David Milofsky is the author of six novels and a collection of short fiction, including Playing From Memory, A Friend of Kissinger, Color of Law, and most recently, A Milwaukee Inheritance.  He also works as a journalist and his short stories, articles and reviews have appeared in a wide variety of publications, including The New York Times, The Chicago Tribune, The Milwaukee Journal and Tri-Quarterly. His short stories have won the Prairie Schooner Prize and were nominated three times for The Pushcart Prize anthology. For ten years, David wrote the “Bookbeat” column for The Denver Post. He served as a script editor for Earplay, the radio drama project of National Public Radio and later edited Denver Quarterly and Colorado Review.  In 1992 he founded The Center for Literary Publishing at Colorado State University and was founding editor for the Colorado Prize in Poetry. 

David was born in New York City and grew up in Wisconsin where he attended public schools and the University of Wisconsin from which he received B.A. and M.A. degrees.
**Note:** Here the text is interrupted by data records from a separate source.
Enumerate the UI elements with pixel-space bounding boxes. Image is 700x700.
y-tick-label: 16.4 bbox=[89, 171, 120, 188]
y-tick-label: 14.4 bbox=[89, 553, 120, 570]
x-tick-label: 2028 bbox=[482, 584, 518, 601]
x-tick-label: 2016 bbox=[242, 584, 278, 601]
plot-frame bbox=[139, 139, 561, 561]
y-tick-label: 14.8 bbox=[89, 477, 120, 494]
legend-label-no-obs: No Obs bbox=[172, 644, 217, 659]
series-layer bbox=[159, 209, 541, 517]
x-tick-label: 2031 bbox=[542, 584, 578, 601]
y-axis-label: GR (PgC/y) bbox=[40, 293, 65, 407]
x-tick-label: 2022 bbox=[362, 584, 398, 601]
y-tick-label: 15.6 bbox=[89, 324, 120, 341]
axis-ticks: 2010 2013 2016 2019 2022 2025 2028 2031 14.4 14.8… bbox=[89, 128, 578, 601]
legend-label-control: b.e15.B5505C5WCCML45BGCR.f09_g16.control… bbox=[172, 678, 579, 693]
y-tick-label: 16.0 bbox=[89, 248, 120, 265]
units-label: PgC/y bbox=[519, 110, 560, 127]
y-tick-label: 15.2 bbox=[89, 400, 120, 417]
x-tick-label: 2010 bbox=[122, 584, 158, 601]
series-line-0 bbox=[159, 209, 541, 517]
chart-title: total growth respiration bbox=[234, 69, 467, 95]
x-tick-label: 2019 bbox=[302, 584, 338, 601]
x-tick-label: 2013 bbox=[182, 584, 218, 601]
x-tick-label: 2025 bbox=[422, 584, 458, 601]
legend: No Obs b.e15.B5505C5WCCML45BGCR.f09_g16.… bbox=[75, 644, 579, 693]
He also received an M.F.A. from the creative writing program of the University of Massachusetts at Amherst and subsequently taught at Middlebury College, Iowa State University, the University of Denver and Colorado State University, where he directed the creative writing program. He has received fellowships from the National Endowment for the Arts, the New Writing Conference, the Bread Loaf Writers Conference and The MacDowell Colony.  He lives in Denver with his wife Jean, a psychiatrist and jazz pianist.